Four astronauts, three from NASA and one from the European Space Agency, arrived at the International Space Station on Thursday and docked their SpaceX Crew Dragon capsule with the orbiting laboratory to begin a six-month science mission.
The rendezvous came about 21 hours after the team and its capsule were launched atop a SpaceX Falcon 9 rocket from NASA's Kennedy Space Center in Cape Canaveral, Florida, on Wednesday night, following a string of weather delays that postponed the liftoff for a week and a half.
The docking took place about 6:30 p.m. EST (2330 GMT) while the Crew Dragon vehicle, dubbed Endurance, and the space station were flying about 260 miles (420 km) above the eastern Caribbean Sea, according to NASA.
The Endurance crew consists of three American NASA astronauts - flight commander Raja Chari, 44, mission pilot Tom Marshburn, 61, and mission specialist Kayla Barron, 34 - as well as German astronaut Matthias Maurer, 51, a mission specialist from the European Space Agency.
On arrival, the crew conducted a series of standard leak checks and pressurized the space between the spacecraft in preparation for opening the hatch to the space station.
The astronauts will be welcomed aboard the orbiting outpost by its three current occupants - Russian cosmonauts Pyotr Dubrov and Oleg Novitskiy and NASA astronaut Mark Vande Hei, who shared a Soyuz flight with his Roscosmos crewmates to the space station earlier this year.

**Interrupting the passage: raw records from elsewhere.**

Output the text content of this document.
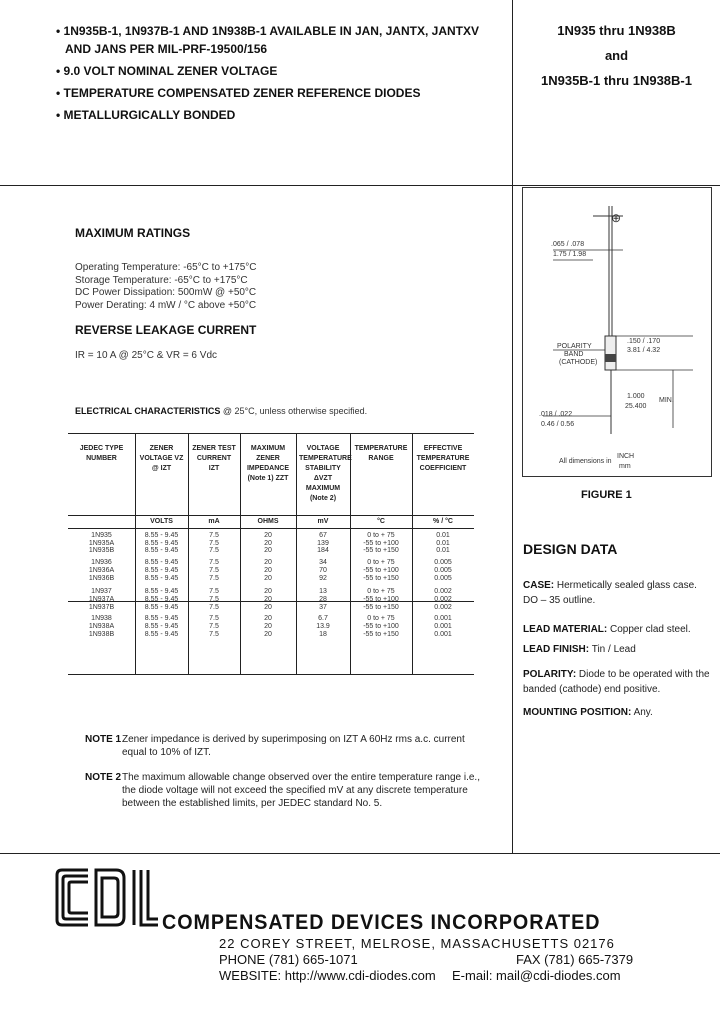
• 1N935B-1, 1N937B-1 AND 1N938B-1 AVAILABLE IN JAN, JANTX, JANTXV
AND JANS PER MIL-PRF-19500/156
• 9.0 VOLT NOMINAL ZENER VOLTAGE
• TEMPERATURE COMPENSATED ZENER REFERENCE DIODES
• METALLURGICALLY BONDED
1N935 thru 1N938B
and
1N935B-1 thru 1N938B-1
MAXIMUM RATINGS
Operating Temperature: -65°C to +175°C
Storage Temperature: -65°C to +175°C
DC Power Dissipation: 500mW @ +50°C
Power Derating: 4 mW / °C above +50°C
REVERSE LEAKAGE CURRENT
IR = 10 A @ 25°C & VR = 6 Vdc
ELECTRICAL CHARACTERISTICS @ 25°C, unless otherwise specified.
JEDEC TYPE NUMBER
ZENER VOLTAGE VZ @ IZT
ZENER TEST CURRENT IZT
MAXIMUM ZENER IMPEDANCE (Note 1) ZZT
VOLTAGE TEMPERATURE STABILITY ΔVZT MAXIMUM (Note 2)
TEMPERATURE RANGE
EFFECTIVE TEMPERATURE COEFFICIENT
VOLTS	mA	OHMS	mV	°C	% / °C
1N935	8.55 - 9.45	7.5	20	67	0 to + 75	0.01
1N935A	8.55 - 9.45	7.5	20	139	-55 to +100	0.01
1N935B	8.55 - 9.45	7.5	20	184	-55 to +150	0.01
1N936	8.55 - 9.45	7.5	20	34	0 to + 75	0.005
1N936A	8.55 - 9.45	7.5	20	70	-55 to +100	0.005
1N936B	8.55 - 9.45	7.5	20	92	-55 to +150	0.005
1N937	8.55 - 9.45	7.5	20	13	0 to + 75	0.002
1N937A	8.55 - 9.45	7.5	20	28	-55 to +100	0.002
1N937B	8.55 - 9.45	7.5	20	37	-55 to +150	0.002
1N938	8.55 - 9.45	7.5	20	6.7	0 to + 75	0.001
1N938A	8.55 - 9.45	7.5	20	13.9	-55 to +100	0.001
1N938B	8.55 - 9.45	7.5	20	18	-55 to +150	0.001
NOTE 1 Zener impedance is derived by superimposing on IZT A 60Hz rms a.c. current equal to 10% of IZT.
NOTE 2 The maximum allowable change observed over the entire temperature range i.e., the diode voltage will not exceed the specified mV at any discrete temperature between the established limits, per JEDEC standard No. 5.
⊕
.065 / .078
1.75 / 1.98
POLARITY
BAND
(CATHODE)
.150 / .170
3.81 / 4.32
1.000
25.400
MIN.
.018 / .022
0.46 / 0.56
All dimensions in
INCH
mm
FIGURE 1
DESIGN DATA
CASE: Hermetically sealed glass case. DO – 35 outline.
LEAD MATERIAL: Copper clad steel.
LEAD FINISH: Tin / Lead
POLARITY: Diode to be operated with the banded (cathode) end positive.
MOUNTING POSITION: Any.
COMPENSATED DEVICES INCORPORATED
22 COREY STREET, MELROSE, MASSACHUSETTS 02176
PHONE (781) 665-1071	FAX (781) 665-7379
WEBSITE: http://www.cdi-diodes.com E-mail: mail@cdi-diodes.com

Among the newcomers are two members of NASA's latest graduating class of astronauts who also are active-duty military personnel - Chari, a U.S. Air Force combat jet and test pilot, and Barron, a U.S. Navy submarine officer and nuclear engineer.

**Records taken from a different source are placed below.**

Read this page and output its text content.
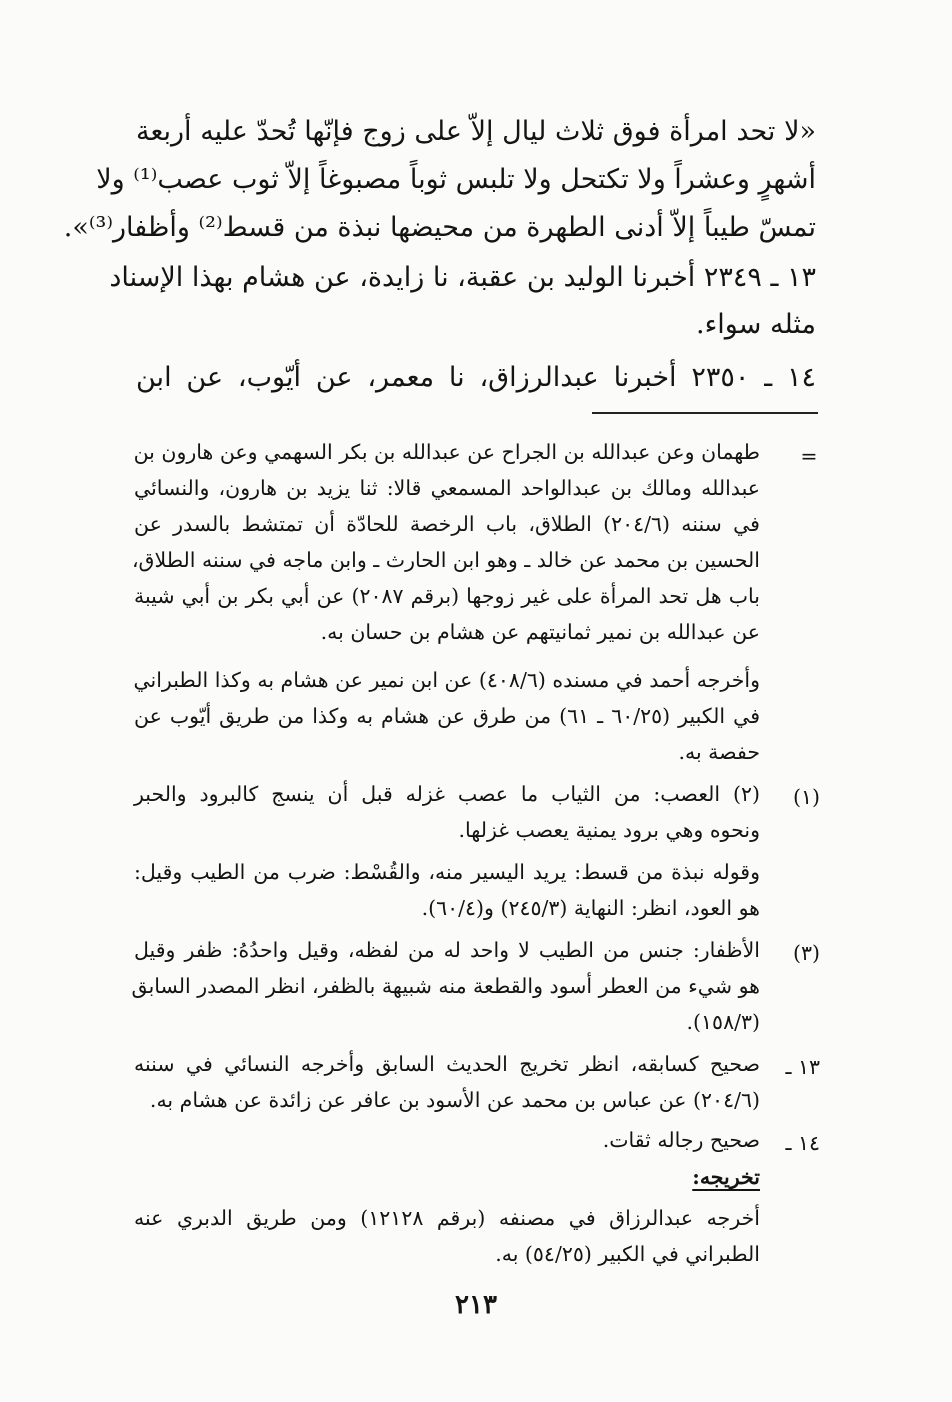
«لا تحد امرأة فوق ثلاث ليال إلاّ على زوج فإنّها تُحدّ عليه أربعة
أشهرٍ وعشراً ولا تكتحل ولا تلبس ثوباً مصبوغاً إلاّ ثوب عصب⁽¹⁾ ولا
تمسّ طيباً إلاّ أدنى الطهرة من محيضها نبذة من قسط⁽²⁾ وأظفار⁽³⁾».
١٣ ـ ٢٣٤٩ أخبرنا الوليد بن عقبة، نا زايدة، عن هشام بهذا الإسناد
مثله سواء.
١٤ ـ ٢٣٥٠ أخبرنا عبدالرزاق، نا معمر، عن أيّوب، عن ابن
=
طهمان وعن عبدالله بن الجراح عن عبدالله بن بكر السهمي وعن هارون بن
عبدالله ومالك بن عبدالواحد المسمعي قالا: ثنا يزيد بن هارون، والنسائي
في سننه (٢٠٤/٦) الطلاق، باب الرخصة للحادّة أن تمتشط بالسدر عن
الحسين بن محمد عن خالد ـ وهو ابن الحارث ـ وابن ماجه في سننه الطلاق،
باب هل تحد المرأة على غير زوجها (برقم ٢٠٨٧) عن أبي بكر بن أبي شيبة
عن عبدالله بن نمير ثمانيتهم عن هشام بن حسان به.
وأخرجه أحمد في مسنده (٤٠٨/٦) عن ابن نمير عن هشام به وكذا الطبراني
في الكبير (٦٠/٢٥ ـ ٦١) من طرق عن هشام به وكذا من طريق أيّوب عن
حفصة به.
(١)
(٢) العصب: من الثياب ما عصب غزله قبل أن ينسج كالبرود والحبر
ونحوه وهي برود يمنية يعصب غزلها.
وقوله نبذة من قسط: يريد اليسير منه، والقُسْط: ضرب من الطيب وقيل:
هو العود، انظر: النهاية (٢٤٥/٣) و(٦٠/٤).
(٣)
الأظفار: جنس من الطيب لا واحد له من لفظه، وقيل واحدُهُ: ظفر وقيل
هو شيء من العطر أسود والقطعة منه شبيهة بالظفر، انظر المصدر السابق
(١٥٨/٣).
١٣ ـ
صحيح كسابقه، انظر تخريج الحديث السابق وأخرجه النسائي في سننه
(٢٠٤/٦) عن عباس بن محمد عن الأسود بن عافر عن زائدة عن هشام به.
١٤ ـ
صحيح رجاله ثقات.
تخريجه:
أخرجه عبدالرزاق في مصنفه (برقم ١٢١٢٨) ومن طريق الدبري عنه
الطبراني في الكبير (٥٤/٢٥) به.
٢١٣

Endeavor's second-in-command is veteran astronaut Marshburn, a medical doctor and former NASA flight surgeon who has logged two previous spaceflights to the space station and four spacewalks.
Rounding out the crew is Maurer, a materials science engineer who like Chari and Barron is making his first flight in space.
Both Chari and Barron also are among the first group of 18 astronauts selected for NASA's upcoming Artemis missions, aimed at returning humans to the moon later this decade, over a half-century after the Apollo lunar program ended.
The astronaut team arriving on Thursday was officially designated "Crew 3" - the third full-fledged "operational" crew that NASA and SpaceX have flown together to the space station after a two-astronaut test run in May 2020.
"Crew 2" returned safely to Earth from the space station on Monday with a splashdown in the Gulf of Mexico off Florida that capped a record 199 days in orbit.
SpaceX, the California-based company formed in 2002 by billionaire Elon Musk, founder of electric car maker Tesla Inc, has logged a total of 15 human spaceflights in 17 months, including its astro-tourism launch in September of the first all-civilian crew sent to Earth orbit without professional astronauts.